The professional landlord sector has long faced the intricate web of compliance obligations that accompany residential property letting in England.
Yet, even the most diligent investors continue to encounter evolving enforcement risks - many of which stem not from deliberate wrongdoing, but from the ever expanding scope of legislation, regulatory mishaps by advisors, or unforeseen interpretations of law.
Recent casework at Landlord Licensing & Defence has highlighted at least nine common legal traps encountered by landlords - each carrying financial, reputational, or even criminal consequences.
These are not hypothetical scenarios but real-world examples derived from active defence work and tribunal proceedings. Understanding them is vital to protecting portfolios and ensuring operational resilience.
Rent Repayment Orders and when the Tenants Play Amateur Lawyer
The Rent Repayment Order regime, now in its eighth year, remains one of the most misunderstood aspects of landlord enforcement. It is increasingly common for tenants often emboldened by online resources or incomplete legal understanding to assert that non-compliance with licensing obligations nullifies rental liability.

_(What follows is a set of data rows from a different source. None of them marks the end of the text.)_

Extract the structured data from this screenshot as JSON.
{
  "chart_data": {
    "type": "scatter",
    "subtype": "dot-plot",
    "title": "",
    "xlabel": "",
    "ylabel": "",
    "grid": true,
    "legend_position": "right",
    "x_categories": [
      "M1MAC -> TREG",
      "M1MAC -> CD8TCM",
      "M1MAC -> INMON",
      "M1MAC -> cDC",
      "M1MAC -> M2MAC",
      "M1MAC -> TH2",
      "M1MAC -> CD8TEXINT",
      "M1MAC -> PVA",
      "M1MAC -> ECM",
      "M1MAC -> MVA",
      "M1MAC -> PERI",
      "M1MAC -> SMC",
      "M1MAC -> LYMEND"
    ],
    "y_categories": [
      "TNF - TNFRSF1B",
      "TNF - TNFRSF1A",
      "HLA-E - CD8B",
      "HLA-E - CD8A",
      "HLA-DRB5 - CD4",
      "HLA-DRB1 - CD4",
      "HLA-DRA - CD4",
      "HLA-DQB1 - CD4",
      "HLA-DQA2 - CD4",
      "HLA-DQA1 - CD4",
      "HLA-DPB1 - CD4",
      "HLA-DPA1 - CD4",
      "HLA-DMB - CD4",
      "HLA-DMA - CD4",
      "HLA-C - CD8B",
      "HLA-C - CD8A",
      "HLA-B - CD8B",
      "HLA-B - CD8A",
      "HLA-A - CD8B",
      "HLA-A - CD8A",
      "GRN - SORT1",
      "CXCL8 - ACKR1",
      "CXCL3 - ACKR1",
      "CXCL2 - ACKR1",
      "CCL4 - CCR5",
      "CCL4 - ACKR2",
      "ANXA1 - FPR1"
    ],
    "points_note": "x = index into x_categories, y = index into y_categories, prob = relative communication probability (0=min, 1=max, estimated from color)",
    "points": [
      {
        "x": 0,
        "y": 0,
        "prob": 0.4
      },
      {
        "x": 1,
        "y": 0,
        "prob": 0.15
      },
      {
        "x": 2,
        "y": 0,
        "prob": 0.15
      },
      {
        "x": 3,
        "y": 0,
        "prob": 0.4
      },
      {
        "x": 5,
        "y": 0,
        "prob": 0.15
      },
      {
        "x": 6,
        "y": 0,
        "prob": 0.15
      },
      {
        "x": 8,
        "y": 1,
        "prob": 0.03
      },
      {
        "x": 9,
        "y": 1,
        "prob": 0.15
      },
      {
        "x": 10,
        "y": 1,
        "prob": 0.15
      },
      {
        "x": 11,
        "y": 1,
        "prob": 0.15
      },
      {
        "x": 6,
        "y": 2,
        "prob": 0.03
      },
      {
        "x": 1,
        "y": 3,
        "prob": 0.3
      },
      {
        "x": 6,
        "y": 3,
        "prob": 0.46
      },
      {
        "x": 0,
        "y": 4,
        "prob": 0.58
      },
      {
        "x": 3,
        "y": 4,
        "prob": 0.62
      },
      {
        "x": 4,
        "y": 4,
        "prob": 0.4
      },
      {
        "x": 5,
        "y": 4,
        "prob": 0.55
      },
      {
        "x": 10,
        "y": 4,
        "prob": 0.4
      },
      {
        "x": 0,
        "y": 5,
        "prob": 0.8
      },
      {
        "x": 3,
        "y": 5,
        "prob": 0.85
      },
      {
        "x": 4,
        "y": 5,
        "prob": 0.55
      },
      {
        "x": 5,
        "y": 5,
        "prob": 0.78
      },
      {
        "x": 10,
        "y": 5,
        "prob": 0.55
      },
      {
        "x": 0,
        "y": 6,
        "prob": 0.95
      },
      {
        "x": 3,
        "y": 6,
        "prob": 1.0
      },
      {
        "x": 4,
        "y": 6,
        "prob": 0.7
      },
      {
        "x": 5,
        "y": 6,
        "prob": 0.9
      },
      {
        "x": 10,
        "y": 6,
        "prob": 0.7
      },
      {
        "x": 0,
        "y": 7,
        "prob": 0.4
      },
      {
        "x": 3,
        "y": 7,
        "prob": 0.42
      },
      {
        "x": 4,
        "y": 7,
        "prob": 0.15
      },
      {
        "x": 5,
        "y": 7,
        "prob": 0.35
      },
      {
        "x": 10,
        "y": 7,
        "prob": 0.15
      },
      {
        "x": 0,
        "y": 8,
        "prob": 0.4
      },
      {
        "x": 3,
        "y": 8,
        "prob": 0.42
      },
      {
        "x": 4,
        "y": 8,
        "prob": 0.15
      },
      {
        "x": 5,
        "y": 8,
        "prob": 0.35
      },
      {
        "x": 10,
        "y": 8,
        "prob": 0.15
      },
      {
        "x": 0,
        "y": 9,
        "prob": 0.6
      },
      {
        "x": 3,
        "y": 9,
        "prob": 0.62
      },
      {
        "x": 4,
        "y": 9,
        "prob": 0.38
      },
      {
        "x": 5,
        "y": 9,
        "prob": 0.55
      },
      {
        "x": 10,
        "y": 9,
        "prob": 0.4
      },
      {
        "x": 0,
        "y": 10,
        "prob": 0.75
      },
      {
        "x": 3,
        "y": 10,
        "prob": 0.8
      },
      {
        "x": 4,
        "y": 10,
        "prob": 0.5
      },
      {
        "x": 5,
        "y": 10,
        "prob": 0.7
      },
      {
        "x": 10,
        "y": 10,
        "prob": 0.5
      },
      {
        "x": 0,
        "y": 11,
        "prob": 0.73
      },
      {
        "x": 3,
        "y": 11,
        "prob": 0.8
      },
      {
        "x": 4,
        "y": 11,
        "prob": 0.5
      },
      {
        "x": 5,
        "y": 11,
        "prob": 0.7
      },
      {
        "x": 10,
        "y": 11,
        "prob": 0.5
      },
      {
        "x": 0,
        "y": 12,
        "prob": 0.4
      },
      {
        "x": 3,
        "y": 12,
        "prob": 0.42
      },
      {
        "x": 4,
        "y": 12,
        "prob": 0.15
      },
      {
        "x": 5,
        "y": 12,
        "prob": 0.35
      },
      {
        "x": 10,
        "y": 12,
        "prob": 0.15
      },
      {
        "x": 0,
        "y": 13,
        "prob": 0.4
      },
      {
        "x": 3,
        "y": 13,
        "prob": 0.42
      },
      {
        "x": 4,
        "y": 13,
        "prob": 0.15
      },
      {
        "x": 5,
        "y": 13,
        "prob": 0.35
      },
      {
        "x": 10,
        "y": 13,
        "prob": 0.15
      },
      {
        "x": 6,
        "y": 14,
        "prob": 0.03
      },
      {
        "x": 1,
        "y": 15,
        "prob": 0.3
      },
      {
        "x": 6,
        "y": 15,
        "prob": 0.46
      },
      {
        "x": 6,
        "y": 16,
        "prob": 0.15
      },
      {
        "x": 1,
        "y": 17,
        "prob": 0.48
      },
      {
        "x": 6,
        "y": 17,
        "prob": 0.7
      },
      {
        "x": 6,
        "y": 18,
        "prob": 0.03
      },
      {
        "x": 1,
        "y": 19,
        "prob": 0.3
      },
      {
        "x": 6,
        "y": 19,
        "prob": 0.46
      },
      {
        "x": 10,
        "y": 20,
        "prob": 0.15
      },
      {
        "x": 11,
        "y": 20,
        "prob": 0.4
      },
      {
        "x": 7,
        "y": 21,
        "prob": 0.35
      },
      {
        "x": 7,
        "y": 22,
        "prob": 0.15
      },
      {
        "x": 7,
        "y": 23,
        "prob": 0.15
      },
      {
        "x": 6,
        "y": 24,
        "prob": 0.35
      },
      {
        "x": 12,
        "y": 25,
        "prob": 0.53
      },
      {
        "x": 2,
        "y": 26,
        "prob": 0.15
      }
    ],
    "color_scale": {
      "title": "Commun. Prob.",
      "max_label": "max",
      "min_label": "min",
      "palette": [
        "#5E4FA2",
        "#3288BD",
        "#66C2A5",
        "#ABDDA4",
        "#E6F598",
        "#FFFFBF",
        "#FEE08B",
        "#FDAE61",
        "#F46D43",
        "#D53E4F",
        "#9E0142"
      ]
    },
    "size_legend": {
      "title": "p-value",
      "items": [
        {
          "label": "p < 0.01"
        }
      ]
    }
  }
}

In one recent case, a tenant with legal qualifications (albeit outside property law) attempted precisely that, arguing that the absence of a licence rendered the rent unenforceable and arrears non-existent. This position was fundamentally incorrect and readily rebutted. Case law such as Awad v Hooley ([2021] UKUT 55 (LC)) provides clarity: rent paid must first be applied to the oldest arrears unless otherwise directed by the tenant.